CARP both becoming master on a subnet
I am having a pretty weird issue and I really appreciate any help.
My issue is "similar" to this one:
Here is what happens:
I have a DMZ also in HA, sometimes both boxes become MASTER for the gateway VIP and therefore network "goes down", in order to fix this we have to disconnect the wifi router from the switch, once we do it, all goes back to normal.
Here is my environment:
2 virtual PFsense on Hyper-v, each one in one host.
each pfsense has 5 network interfaces:
WAN2 - NOT IN USE YET
I have CARP VIPs for the WAN, LAN and DMZ, but the issue only happens on the DMZ network
The connectivity is as follows:
INTERNET LINK -> dumb 8 port switch -> 2 CABLES from this switch connecting to the hyper-v host port dedicated to the WAN interface of each pfsense
LAN -> connected to 2 managed switches that are the network lan. The hyper-v host has a nic teaming of 2 network interfaces. The managed switches have no configuration in place (are "dumb now")
SYNC -> also connected to the lan switches, those are separated network cards, but they also share the network traffic with hyper-v replication and hype-v host management. I am willing to put the sync on a vlan, still using the same cable.
DMZ -> one dedicated network card on each hyper-v host -> each one connected to another 8 port dumb switch. On this switch we also connect the wifi router.
So the other VIPs are not affected, but the DMZ carp vip get lost. Any recommendation on the scenario is very very welcome, any ideas are welcome as well.
I have network captures (what should I look for?) during the issue as well as images of the system logs (last time only box 2 logged events).
Thanks in advance! This is driving me crazy.
Cases like this are almost certainly the switch/vswitch.
The backup can only assume the master role if it stops seeing the advertisements from the primary, or if they arrive too slowly. If both systems are online then the only thing that can do that is the switch between them on that segment.
So that would be the 8 port switch on the DMZ? I thought they would consider the sync lan for this.

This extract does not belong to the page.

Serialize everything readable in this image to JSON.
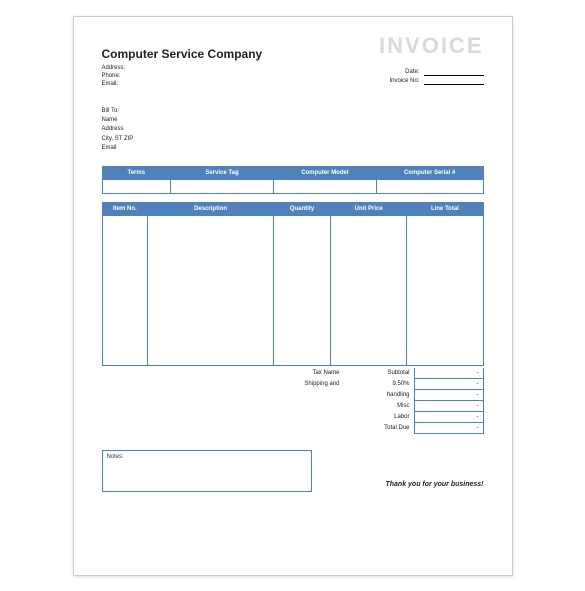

Also: why does it only happen when I put the wifi router on it? Is there a way to find the root cause? with the network captures for example..
CARP heartbeats to determine master status happen on the interface where the VIPs reside. CARP has nothing to do with the sync interface, which is only for XMLRPC and pfsync (state sync) traffic.
Beyond that it's hard to tell what it might be, it all depends on your L2 gear and setup. Something on the wifi router might be tripping a security measure in the switch, like broadcast or multicast storm control, which causes the CARP heartbeats to be lost. That's just one possible scenario.
Thanks, I will continue my investigation, if I have any further information or questions I will get back to this topic.